STEM Women Hall of Fame: The First Female Rocket Scientist

Cristen Conger

Courtesy: BBC

STEM Women Hall of Fame Facts: Mary Sherman Morgan

  • Born: November 04, 1921 in North Dakota
  • STEM Legacy: America's first female rocket scientist.
  • Historical context: the Soviet Union's successful launch of Sputnik I and II in 1957 sent the United States into a frenzy to catch up in the Cold War-era "space race," which prompted the government to turn to nearly all-male team of rocket scientists at North American Aviation where Morgan worked.

When America's first female rocket scientist died in 2004, the Los Angeles Times refused to print the obituary her son and future biographer wrote, claiming the details of her life and career couldn't be independently verified. Growing up, George D. Morgan wasn't aware of his mother's significant place in women's STEM history, either, largely because her rocket science work was shrouded in Cold War-era secrecy.
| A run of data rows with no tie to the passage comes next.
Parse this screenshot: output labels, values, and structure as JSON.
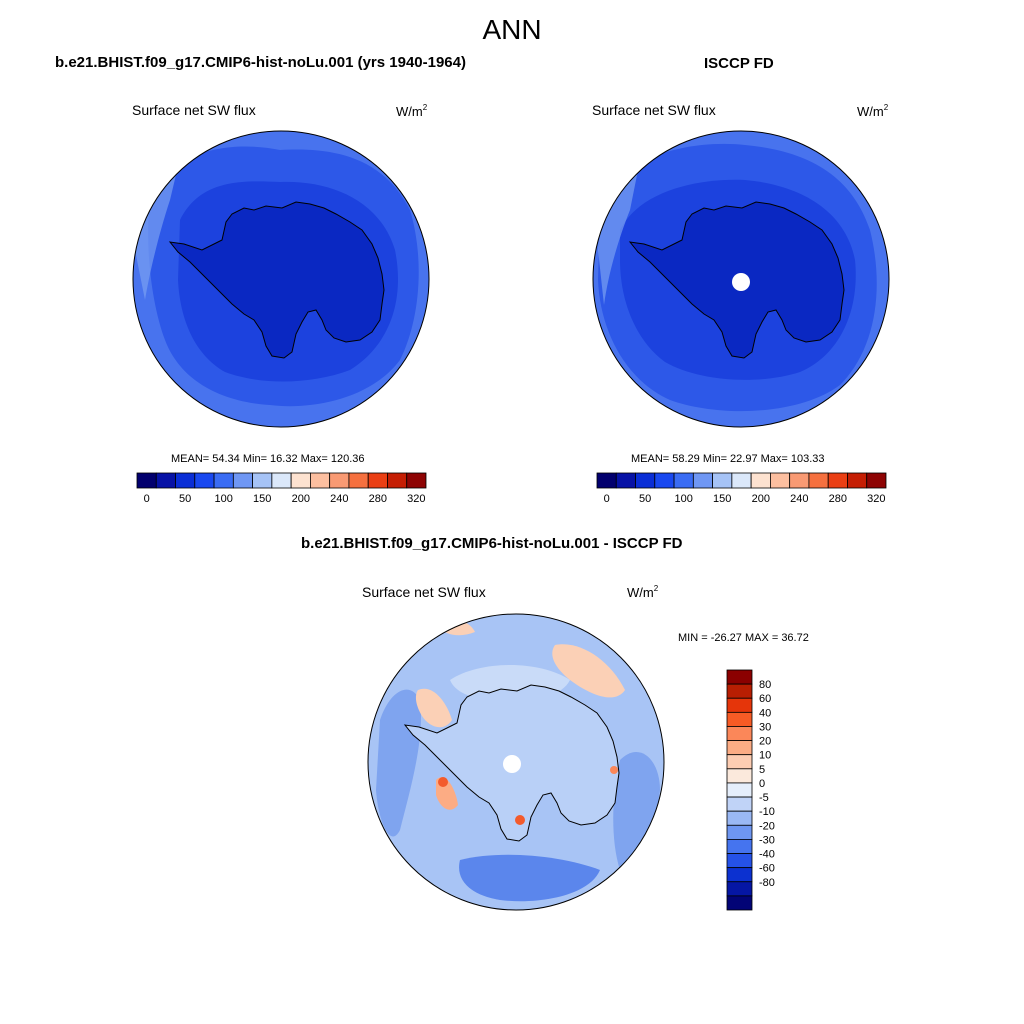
{
  "figure": {
    "title": "ANN"
  },
  "panels": {
    "model": {
      "title": "b.e21.BHIST.f09_g17.CMIP6-hist-noLu.001 (yrs 1940-1964)",
      "variable": "Surface net SW flux",
      "unit": "W/m",
      "unit_superscript": "2",
      "stats": "MEAN=  54.34  Min=  16.32  Max= 120.36"
    },
    "obs": {
      "title": "ISCCP FD",
      "variable": "Surface net SW flux",
      "unit": "W/m",
      "unit_superscript": "2",
      "stats": "MEAN=  58.29  Min=  22.97  Max= 103.33"
    },
    "diff": {
      "title": "b.e21.BHIST.f09_g17.CMIP6-hist-noLu.001 - ISCCP FD",
      "variable": "Surface net SW flux",
      "unit": "W/m",
      "unit_superscript": "2",
      "stats": "MIN = -26.27 MAX =  36.72"
    }
  },
  "colorbars": {
    "abs": {
      "colors": [
        "#02006e",
        "#0712a6",
        "#0a2ed6",
        "#1948f0",
        "#3a6cf4",
        "#6f97f4",
        "#a6c3f6",
        "#dbe8fa",
        "#fde2d0",
        "#fcbfa0",
        "#f99a73",
        "#f5703f",
        "#ea3f14",
        "#c51e04",
        "#8e0404"
      ],
      "tick_labels": [
        "0",
        "50",
        "100",
        "150",
        "200",
        "240",
        "280",
        "320"
      ]
    },
    "diff": {
      "colors_top_to_bottom": [
        "#8b0000",
        "#b81e02",
        "#e5350a",
        "#f75b25",
        "#fb8759",
        "#fcac84",
        "#fdcdb2",
        "#fbe9dc",
        "#e5eefb",
        "#c0d3f7",
        "#9ab8f4",
        "#6e96f1",
        "#4574ef",
        "#2552e8",
        "#0c31d0",
        "#0516a4",
        "#020476"
      ],
      "tick_labels": [
        "80",
        "60",
        "40",
        "30",
        "20",
        "10",
        "5",
        "0",
        "-5",
        "-10",
        "-20",
        "-30",
        "-40",
        "-60",
        "-80"
      ]
    }
  },
  "map_colors": {
    "abs_ocean_far": "#4873ee",
    "abs_mid": "#2d58e8",
    "abs_near": "#1c42de",
    "abs_land": "#0a28c2",
    "abs_light_edge": "#79a0f2",
    "diff_base": "#a8c4f5",
    "diff_light": "#c9dbf8",
    "diff_mid": "#7fa4ef",
    "diff_dark": "#5b86ec",
    "diff_warm": "#fbd0b6",
    "diff_hot": "#f35b2c",
    "coastline": "#000000",
    "missing": "#ffffff"
  }
}
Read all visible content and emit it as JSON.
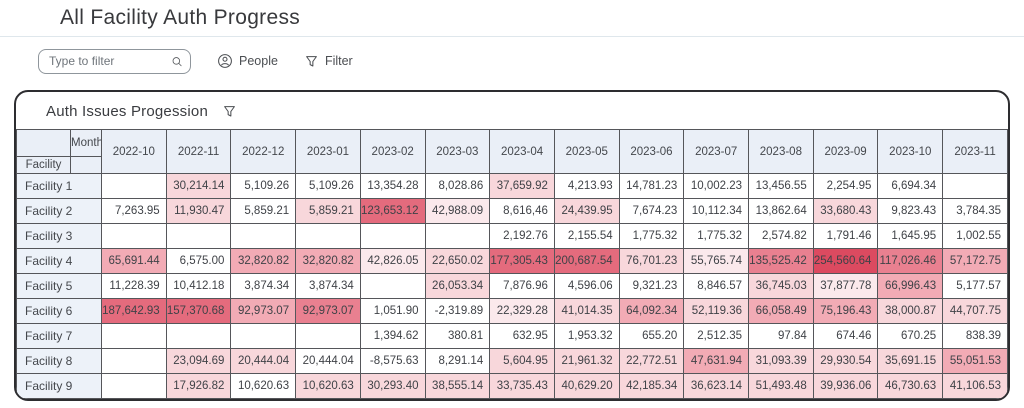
{
  "page": {
    "title": "All Facility Auth Progress"
  },
  "toolbar": {
    "search_placeholder": "Type to filter",
    "people_label": "People",
    "filter_label": "Filter"
  },
  "card": {
    "title": "Auth Issues Progession"
  },
  "icons": {
    "search": "search-icon",
    "people": "person-circle-icon",
    "filter": "funnel-icon",
    "card_filter": "funnel-icon"
  },
  "table": {
    "corner": {
      "month_label": "Month",
      "facility_label": "Facility"
    },
    "months": [
      "2022-10",
      "2022-11",
      "2022-12",
      "2023-01",
      "2023-02",
      "2023-03",
      "2023-04",
      "2023-05",
      "2023-06",
      "2023-07",
      "2023-08",
      "2023-09",
      "2023-10",
      "2023-11"
    ],
    "heat_palette": [
      "#ffffff",
      "#fbe9ec",
      "#f8d7db",
      "#f2abb5",
      "#e98090",
      "#e46b7d",
      "#dc4a60"
    ],
    "rows": [
      {
        "label": "Facility 1",
        "values": [
          "",
          "30,214.14",
          "5,109.26",
          "5,109.26",
          "13,354.28",
          "8,028.86",
          "37,659.92",
          "4,213.93",
          "14,781.23",
          "10,002.23",
          "13,456.55",
          "2,254.95",
          "6,694.34",
          ""
        ],
        "heat": [
          0,
          2,
          0,
          0,
          0,
          0,
          2,
          0,
          0,
          0,
          0,
          0,
          0,
          0
        ]
      },
      {
        "label": "Facility 2",
        "values": [
          "7,263.95",
          "11,930.47",
          "5,859.21",
          "5,859.21",
          "123,653.12",
          "42,988.09",
          "8,616,46",
          "24,439.95",
          "7,674.23",
          "10,112.34",
          "13,862.64",
          "33,680.43",
          "9,823.43",
          "3,784.35"
        ],
        "heat": [
          0,
          2,
          0,
          2,
          5,
          1,
          0,
          2,
          0,
          0,
          0,
          2,
          0,
          0
        ]
      },
      {
        "label": "Facility 3",
        "values": [
          "",
          "",
          "",
          "",
          "",
          "",
          "2,192.76",
          "2,155.54",
          "1,775.32",
          "1,775.32",
          "2,574.82",
          "1,791.46",
          "1,645.95",
          "1,002.55"
        ],
        "heat": [
          0,
          0,
          0,
          0,
          0,
          0,
          0,
          0,
          0,
          0,
          0,
          0,
          0,
          0
        ]
      },
      {
        "label": "Facility 4",
        "values": [
          "65,691.44",
          "6,575.00",
          "32,820.82",
          "32,820.82",
          "42,826.05",
          "22,650.02",
          "177,305.43",
          "200,687.54",
          "76,701.23",
          "55,765.74",
          "135,525.42",
          "254,560.64",
          "117,026.46",
          "57,172.75"
        ],
        "heat": [
          3,
          0,
          3,
          3,
          1,
          2,
          5,
          5,
          2,
          1,
          4,
          6,
          4,
          3
        ]
      },
      {
        "label": "Facility 5",
        "values": [
          "11,228.39",
          "10,412.18",
          "3,874.34",
          "3,874.34",
          "",
          "26,053.34",
          "7,876.96",
          "4,596.06",
          "9,321.23",
          "8,846.57",
          "36,745.03",
          "37,877.78",
          "66,996.43",
          "5,177.57"
        ],
        "heat": [
          0,
          0,
          0,
          0,
          0,
          2,
          0,
          0,
          0,
          0,
          2,
          1,
          3,
          0
        ]
      },
      {
        "label": "Facility 6",
        "values": [
          "187,642.93",
          "157,370.68",
          "92,973.07",
          "92,973.07",
          "1,051.90",
          "-2,319.89",
          "22,329.28",
          "41,014.35",
          "64,092.34",
          "52,119.36",
          "66,058.49",
          "75,196.43",
          "38,000.87",
          "44,707.75"
        ],
        "heat": [
          5,
          5,
          3,
          4,
          0,
          0,
          1,
          2,
          3,
          2,
          3,
          3,
          2,
          2
        ]
      },
      {
        "label": "Facility 7",
        "values": [
          "",
          "",
          "",
          "",
          "1,394.62",
          "380.81",
          "632.95",
          "1,953.32",
          "655.20",
          "2,512.35",
          "97.84",
          "674.46",
          "670.25",
          "838.39"
        ],
        "heat": [
          0,
          0,
          0,
          0,
          0,
          0,
          0,
          0,
          0,
          0,
          0,
          0,
          0,
          0
        ]
      },
      {
        "label": "Facility 8",
        "values": [
          "",
          "23,094.69",
          "20,444.04",
          "20,444.04",
          "-8,575.63",
          "8,291.14",
          "5,604.95",
          "21,961.32",
          "22,772.51",
          "47,631.94",
          "31,093.39",
          "29,930.54",
          "35,691.15",
          "55,051.53"
        ],
        "heat": [
          0,
          2,
          2,
          0,
          0,
          0,
          2,
          2,
          2,
          3,
          2,
          2,
          2,
          3
        ]
      },
      {
        "label": "Facility 9",
        "values": [
          "",
          "17,926.82",
          "10,620.63",
          "10,620.63",
          "30,293.40",
          "38,555.14",
          "33,735.43",
          "40,629.20",
          "42,185.34",
          "36,623.14",
          "51,493.48",
          "39,936.06",
          "46,730.63",
          "41,106.53"
        ],
        "heat": [
          0,
          2,
          0,
          2,
          2,
          2,
          2,
          2,
          2,
          2,
          2,
          2,
          2,
          2
        ]
      }
    ]
  }
}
For that reason, George did what any good son would do and wrote a play and an entire book about her to ensure that her legacy could be "independently verified" for posterity.

Courtesy: Goodreads

One of the most fascinating details of Mary Sherman Morgan's professional biography is that she never received a college degree because she dropped out during World War II to take a job at an Ohio munitions factory. After the war ended, she began working at North American Aviation where she was not only a rare aspiring rocket scientist without a college education, but also eventually the only woman among a team of 900 analysts. "She didn't have any education in it and eventually she got to the point that she was so good at it," her son George recounted, "she soon became the very best person when it came to designing and calculating new rocket propellants..."

In the late 1950s, Morgan made her mark with her development of the rocket fuel Hydyne, which successfully launched the United States' first satellite, Explorer I, into orbit on Jan. 31, 1958. The lead engineer of Explorer I, Wehner von Braun, received much of the credit for effectively saving the American space program (NASA would be formed months later in July 1958), but Morgan didn't mind being overlooked, as her son explained to the BBC after her death:

"She really did not care about celebrity or being famous. In fact, she was just the opposite of Werner von Braun. My mother had done such a good job of erasing herself from existence by not allowing anybody to write about her, not allowing anybody to do anything that might make her famous, she was so good at preventing that from happening that after she passed away, nobody could verify that she ever even existed, and I hope that she'll be remembered as a pioneer in this idea that a woman could work in high technology fields, have a family, who could do both and be successful at both."

George acknowledges that his mother's biography crosses the line into creative nonfiction every now and then because Mary Sherman Morgan and North American Aviation were both so great at keeping their top-secret space work top secret, and neither left behind many clues to this notable STEM "first."